There was a glare of suitable vulgarity in the upsidedown photograph. It was not the beastly eye, weighing one’s appearance; it was not the assayer’s eye, weighing one’s worth, nor even the trading eye, weighing one’s purse. It was simply the worldly eye, weighing position . Isabeau of Fawx’s Mt.! Darconville found that her presence, even in memory, far exceeded his need of her and saw now only a worthless, self-perpetuating piece of fatback — vile, ambitendentious, thirty pounds overweight — who did nothing but in relation to herself and never gazed at a man if a looking-glass were handy, a functor with the heart of a dotbox, a face like an excuse, and a soul as insubstantial as a whiffle-ball. The remorse he felt! It was not only that he had pursued fancy. It was far worse. It was, he reflected, less to have loved someone with a cast of head as apt and artful as the dexterous cast of a trout-rod and legs blown to a size of almost advanced elephantiasis — a condition, making her body so disparate, it seemed to argue the possibility of a bisectional physique whose parts actually moved on separate axes — than actually to have forsaken reason itself! By what incredible fallacy of accident, he wondered, had he ever come to love her? But his interest in the question faded as soon as it was raised, and, putting on his coat, he went out to Harvard Sq. to try to find a wide brass dish.
* * * * *
Friday . There bore so little resemblance in his investigation to what Darconville once loved, however, that a wide and ready interest in the deeper mysteries of his subject sent him to the library where he spent the morning poring over volumes of mystic science and divination, trying, like a sorcerer, to cast precognitive facts out of her bulk and shadow and birthdate.

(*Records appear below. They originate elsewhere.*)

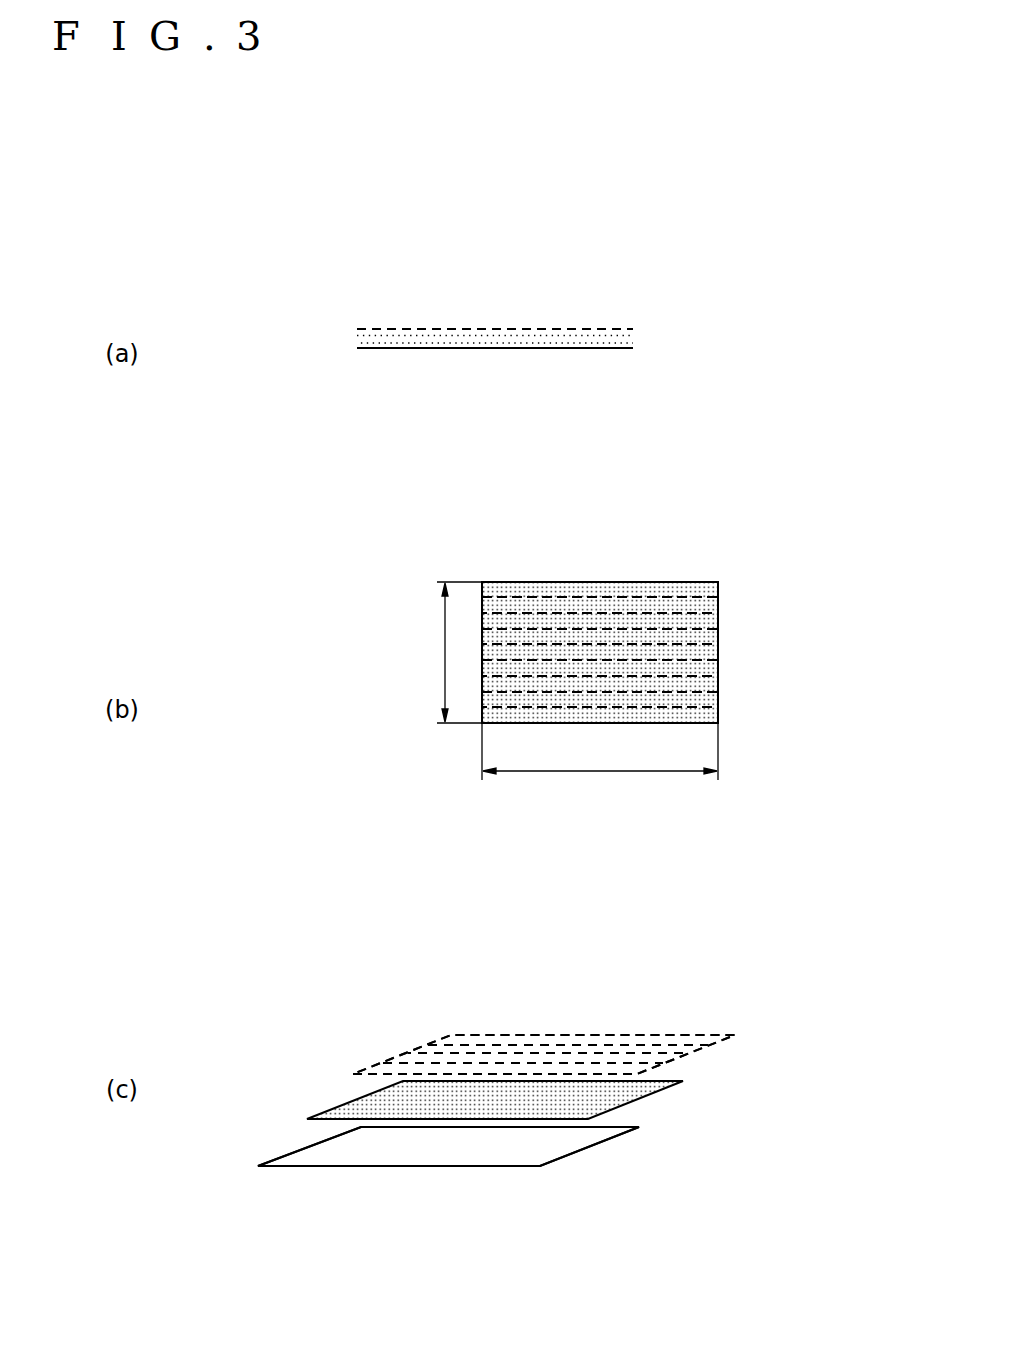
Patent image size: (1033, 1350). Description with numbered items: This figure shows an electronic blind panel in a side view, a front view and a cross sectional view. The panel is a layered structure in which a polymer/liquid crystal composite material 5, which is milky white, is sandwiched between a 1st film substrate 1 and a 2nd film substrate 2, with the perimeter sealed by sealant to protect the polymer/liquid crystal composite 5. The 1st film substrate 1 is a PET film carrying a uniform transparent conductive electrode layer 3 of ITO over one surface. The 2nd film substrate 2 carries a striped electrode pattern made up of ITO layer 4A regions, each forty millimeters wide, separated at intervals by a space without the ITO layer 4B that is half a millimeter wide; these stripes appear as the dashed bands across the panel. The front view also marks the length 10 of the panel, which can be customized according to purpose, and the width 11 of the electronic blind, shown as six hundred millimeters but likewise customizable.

The 1st film substrate 1 is at (494, 349).
The 2nd film substrate 2 is at (596, 329).
The transparent conductive electrode layer 3 is at (553, 1148).
The polymer/liquid crystal composite material 5 is at (407, 342).
The ITO layer 4A is at (695, 653).
The space without the ITO layer 4B is at (710, 592).
The length of the electronic blind panel 10 is at (443, 652).
The width of the electronic blind 11 is at (600, 771).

It was a little hell-hole of black magic and goety up there in that carrel in Widener, but students, peering in, drawn by all the mewing and muttering, so disturbed Darconville that he returned with an armful of selected books to study them in his room and to scrutinize as many as there were of her and all of her as many as there were. He stopped in a stationery store on his way back to buy two candles.